[Hypokalemic paralysis: the first presentation of primary Sjögren's syndrome]

Aurélia L Martinho, Andreia Capela, Fernanda Duarte
Acta Médica Portuguesa 2012, 25 (2): 122-4
The Sjögren's syndrome is a systemic autoimmune disorder characterized by chronic inflammation of the exocrine glands with extraglandular manifestations in up to 25% patients. Renal involvement occurs in 18.4-67% of cases, with tubulointerstitial nephritis being the most frequent pathology. We present the case of a 37 year-old woman admitted because of generalized grade 2 muscle weakness which developed over a week. We detected: hypokalemia, rhabdomyolysis, urinary pH 6.5, proteinuria and metabolic acidemia. The laboratory tests suggestive of distal renal tubular acidosis with hypokalaemia led to the diagnosis of lymphoplasmocytic tubulointerstitial nephritis, which was confirmed by renal biopsy, and to a clinical suspicion of Sjögren's syndrome.

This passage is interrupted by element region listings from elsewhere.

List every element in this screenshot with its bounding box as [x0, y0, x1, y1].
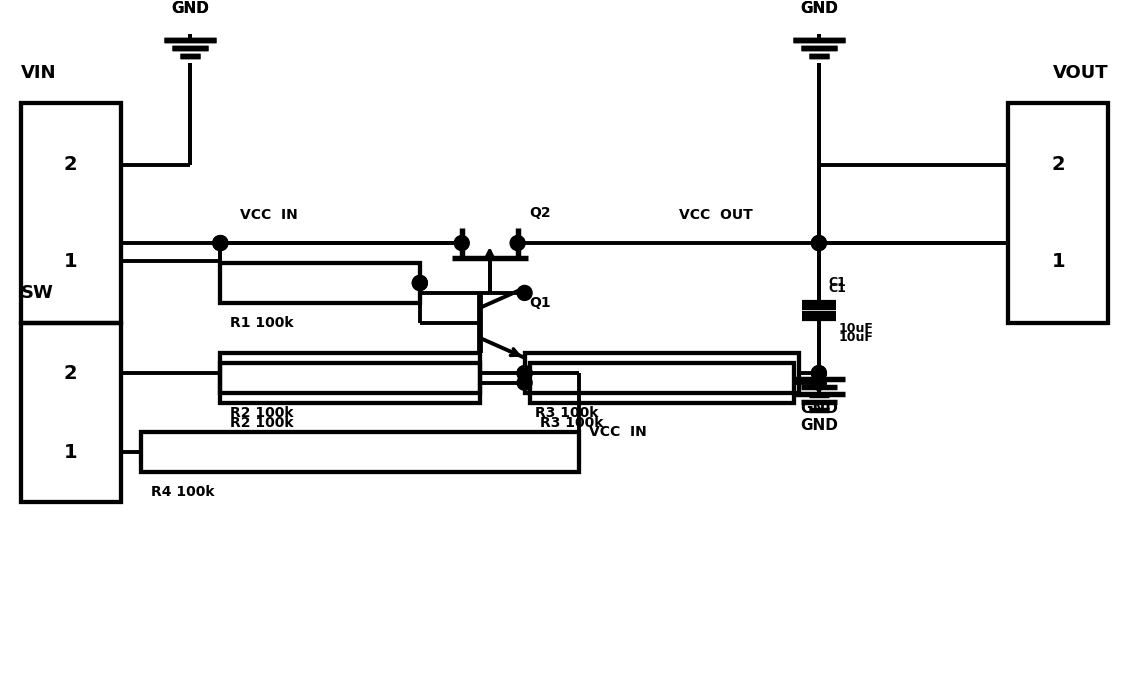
- Circle shape: [517, 366, 532, 381]
- Bar: [140, 432, 579, 472]
- Text: 2: 2: [1051, 155, 1065, 175]
- Text: 2: 2: [64, 364, 78, 383]
- Text: 2: 2: [64, 155, 78, 175]
- Circle shape: [454, 235, 470, 250]
- Text: VIN: VIN: [20, 65, 56, 83]
- Bar: [20, 104, 121, 323]
- Text: GND: GND: [800, 1, 838, 16]
- Text: SW: SW: [20, 284, 54, 302]
- Bar: [1008, 104, 1109, 323]
- Text: Q2: Q2: [530, 206, 551, 220]
- Bar: [20, 323, 121, 503]
- Text: R2 100k: R2 100k: [230, 415, 294, 430]
- Text: VOUT: VOUT: [1052, 65, 1109, 83]
- Circle shape: [213, 235, 228, 250]
- Circle shape: [812, 366, 826, 381]
- Text: GND: GND: [172, 1, 209, 16]
- Text: C1: C1: [829, 282, 847, 295]
- Text: VCC  IN: VCC IN: [589, 425, 647, 439]
- Text: VCC  OUT: VCC OUT: [680, 208, 753, 222]
- Text: VCC  IN: VCC IN: [240, 208, 298, 222]
- Bar: [220, 353, 480, 393]
- Text: GND: GND: [800, 1, 838, 16]
- Text: GND: GND: [800, 418, 838, 433]
- Text: R4 100k: R4 100k: [150, 485, 215, 499]
- Circle shape: [812, 235, 826, 250]
- Circle shape: [812, 375, 826, 390]
- Text: Q1: Q1: [530, 296, 551, 310]
- Bar: [220, 363, 480, 402]
- Circle shape: [517, 375, 532, 390]
- Text: C1: C1: [829, 276, 847, 289]
- Text: 1: 1: [64, 252, 78, 271]
- Text: R3 100k: R3 100k: [540, 415, 603, 430]
- Text: GND: GND: [800, 400, 838, 415]
- Text: R2 100k: R2 100k: [230, 406, 294, 420]
- Text: GND: GND: [172, 1, 209, 16]
- Bar: [525, 353, 799, 393]
- Circle shape: [517, 286, 532, 301]
- Circle shape: [510, 235, 525, 250]
- Text: 10uF: 10uF: [839, 321, 874, 335]
- Text: R3 100k: R3 100k: [534, 406, 598, 420]
- Bar: [530, 363, 794, 402]
- Text: R1 100k: R1 100k: [230, 316, 294, 330]
- Circle shape: [213, 235, 228, 250]
- Bar: [220, 263, 420, 303]
- Circle shape: [517, 366, 532, 381]
- Circle shape: [812, 235, 826, 250]
- Text: 10uF: 10uF: [839, 331, 874, 344]
- Circle shape: [412, 276, 428, 291]
- Circle shape: [412, 276, 428, 291]
- Text: 1: 1: [1051, 252, 1065, 271]
- Circle shape: [812, 366, 826, 381]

Primary Sjögren's syndrome was diagnosed in this patient based on the following criteria: xerophthalmia, xerostomia, sialadenitis, positive anti-SSA and anti-SSB antibodies, and absence of criteria for lupus and rheumatoid arthritis. During hospitalization, the patient developed deep vein thrombosis. Tests showed positive antiphospholipid antibodies and the diagnosis of secondary antiphospholipid syndrome was made. She was treated with potassium, bicarbonate, steroids, ramipril and warfarin. The authors wish to highlight the extraglandular manifestations and in particular the rarity of hypokalemic paralysis as the presenting manifestation of primary Sjögren's syndrome.